Solid-state cells with buffer electrodes for the measurement of thermodynamic properties of IrO₂, CaIrO₃, Ca₂IrO₄, and Ca₄IrO₆

Abstract

The standard Gibbs energies of formation of IrO₂, CaIrO₃, Ca₂IrO₄ and Ca₄IrO₆ have been measured in the temperature range 940-1350 K using solid-state cells with (Y₂O₃) ZrO₂ as the electrolyte and pure oxygen gas at a pressure of 0.1 MPa as the reference electrode. For the design of appropriate working electrodes, phase relations in the ternary system Ca-Ir-O were investigated at 1300 K. The only stable oxide detected along the binary Ir-O was IrO₂. Three ternary oxides.

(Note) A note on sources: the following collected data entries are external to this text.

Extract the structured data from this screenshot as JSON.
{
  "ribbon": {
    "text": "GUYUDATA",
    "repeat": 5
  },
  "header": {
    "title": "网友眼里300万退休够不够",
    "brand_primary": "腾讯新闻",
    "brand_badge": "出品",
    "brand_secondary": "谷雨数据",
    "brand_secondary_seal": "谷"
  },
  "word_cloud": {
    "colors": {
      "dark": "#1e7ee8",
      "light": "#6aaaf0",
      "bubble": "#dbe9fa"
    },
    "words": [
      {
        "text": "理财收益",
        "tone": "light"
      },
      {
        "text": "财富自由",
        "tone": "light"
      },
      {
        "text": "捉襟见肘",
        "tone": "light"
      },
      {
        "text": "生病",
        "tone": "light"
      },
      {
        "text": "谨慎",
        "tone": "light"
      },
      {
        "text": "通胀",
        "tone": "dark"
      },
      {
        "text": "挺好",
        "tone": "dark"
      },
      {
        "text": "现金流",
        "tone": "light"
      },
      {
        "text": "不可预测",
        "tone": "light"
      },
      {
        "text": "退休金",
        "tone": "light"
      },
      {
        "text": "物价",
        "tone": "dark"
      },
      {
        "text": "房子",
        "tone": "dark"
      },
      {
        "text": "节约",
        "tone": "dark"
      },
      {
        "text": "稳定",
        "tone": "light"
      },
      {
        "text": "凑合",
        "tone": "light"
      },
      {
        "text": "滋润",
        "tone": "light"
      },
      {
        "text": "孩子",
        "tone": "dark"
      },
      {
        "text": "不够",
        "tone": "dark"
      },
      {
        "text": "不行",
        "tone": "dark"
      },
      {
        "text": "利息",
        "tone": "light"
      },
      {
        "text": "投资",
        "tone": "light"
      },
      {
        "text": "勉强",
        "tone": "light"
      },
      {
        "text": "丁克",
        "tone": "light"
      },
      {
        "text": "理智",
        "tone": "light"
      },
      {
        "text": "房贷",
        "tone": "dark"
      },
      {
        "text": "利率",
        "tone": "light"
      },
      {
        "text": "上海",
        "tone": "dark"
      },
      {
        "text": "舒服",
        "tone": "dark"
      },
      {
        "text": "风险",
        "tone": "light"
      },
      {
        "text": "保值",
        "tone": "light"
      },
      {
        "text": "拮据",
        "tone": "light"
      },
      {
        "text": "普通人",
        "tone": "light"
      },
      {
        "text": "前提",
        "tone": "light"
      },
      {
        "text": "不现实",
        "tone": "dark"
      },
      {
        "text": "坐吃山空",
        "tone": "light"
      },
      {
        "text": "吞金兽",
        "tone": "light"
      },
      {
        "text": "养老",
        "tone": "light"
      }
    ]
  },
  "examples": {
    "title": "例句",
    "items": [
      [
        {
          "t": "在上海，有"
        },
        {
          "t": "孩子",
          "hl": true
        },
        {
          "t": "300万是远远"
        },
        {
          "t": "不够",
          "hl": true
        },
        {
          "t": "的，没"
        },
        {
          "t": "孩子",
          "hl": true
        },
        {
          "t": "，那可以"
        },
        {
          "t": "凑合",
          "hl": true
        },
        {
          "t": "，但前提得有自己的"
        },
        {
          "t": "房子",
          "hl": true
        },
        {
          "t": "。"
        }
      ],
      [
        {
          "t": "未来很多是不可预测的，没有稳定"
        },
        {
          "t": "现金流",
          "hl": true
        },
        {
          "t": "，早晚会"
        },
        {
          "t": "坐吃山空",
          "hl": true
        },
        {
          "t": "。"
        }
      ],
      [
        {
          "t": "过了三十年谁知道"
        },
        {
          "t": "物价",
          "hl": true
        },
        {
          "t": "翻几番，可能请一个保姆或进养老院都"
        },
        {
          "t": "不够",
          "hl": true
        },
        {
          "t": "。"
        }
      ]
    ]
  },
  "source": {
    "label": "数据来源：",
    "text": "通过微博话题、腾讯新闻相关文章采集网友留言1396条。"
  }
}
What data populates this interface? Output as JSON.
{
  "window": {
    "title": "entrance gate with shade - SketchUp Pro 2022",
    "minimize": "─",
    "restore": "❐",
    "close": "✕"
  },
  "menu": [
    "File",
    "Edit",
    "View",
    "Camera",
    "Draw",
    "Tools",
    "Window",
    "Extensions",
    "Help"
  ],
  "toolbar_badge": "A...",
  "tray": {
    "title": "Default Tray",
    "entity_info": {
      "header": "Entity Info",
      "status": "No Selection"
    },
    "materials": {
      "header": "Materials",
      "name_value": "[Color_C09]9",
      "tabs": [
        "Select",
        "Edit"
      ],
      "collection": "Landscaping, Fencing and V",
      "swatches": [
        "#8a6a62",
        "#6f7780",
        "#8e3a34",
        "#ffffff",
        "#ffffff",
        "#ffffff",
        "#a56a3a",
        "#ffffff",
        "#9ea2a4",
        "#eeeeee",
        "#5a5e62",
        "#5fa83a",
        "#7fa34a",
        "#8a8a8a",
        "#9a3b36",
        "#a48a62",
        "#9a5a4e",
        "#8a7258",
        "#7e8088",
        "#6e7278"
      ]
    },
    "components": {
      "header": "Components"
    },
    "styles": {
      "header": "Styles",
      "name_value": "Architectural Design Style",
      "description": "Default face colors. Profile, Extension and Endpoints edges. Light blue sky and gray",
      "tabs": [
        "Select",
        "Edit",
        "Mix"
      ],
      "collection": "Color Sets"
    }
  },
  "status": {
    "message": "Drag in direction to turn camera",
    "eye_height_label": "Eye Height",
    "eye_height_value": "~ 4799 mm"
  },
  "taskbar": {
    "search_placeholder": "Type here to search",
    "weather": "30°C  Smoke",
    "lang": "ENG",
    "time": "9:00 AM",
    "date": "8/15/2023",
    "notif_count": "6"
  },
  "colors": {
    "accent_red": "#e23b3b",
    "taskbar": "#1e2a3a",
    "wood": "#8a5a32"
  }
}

CaIrO₃, Ca₂IrO₄, and Ca₄IrO₆, compositions of which fall on the join CaO-IrO₂, were found to be stable. Each of the oxides coexisted with pure metal Ir. Therefore, five working electrodes were prepared, consisting of mixtures of Ir + IrO₂, Ir + IrO₂ + CaIrO₃, Ir + CaIrO₃ + Ca₂IrO₄, Ir + Ca₂IrO₄ + Ca₄IrO₆, and Ir + Ca₄IrO₆ + CaO. These mixtures unambiguously define unique oxygen chemical potentials under isothermal and isobaric conditions. A novel apparatus, incorporating a buffer electrode between reference and working electrodes to absorb the electrochemical flux of oxygen through the solid electrolyte, was used for measurement. The buffer electrode prevented polarization of the measuring electrode and ensured accurate data. The standard Gibbs energies of formation of the compounds, obtained from the emf of the cells, can be represented by the equations IrO₂Δ_fG°/J mol^-1 = -239, 230 + 172.19T (±240) CaIrO₃Δ_f(ox)G°/J mol^-1 = -29, 460 + 1.39T (±380) Ca₂IrO₄Δ_f(ox)G°/J mol^-1 = -35, 145 + 0.81T (±410) Ca₄IrO₆Δ_f(ox)G°/J mol^-1 = -37, 400 + 2.01T (±630) where Δ_f(ox)G° represents the standard Gibbs energy of formation of the ternary compound from its component binary oxides CaO and IrO₂. Based on the thermodynamic information, chemical potential diagrams for the system Ca-Ir-O were developed.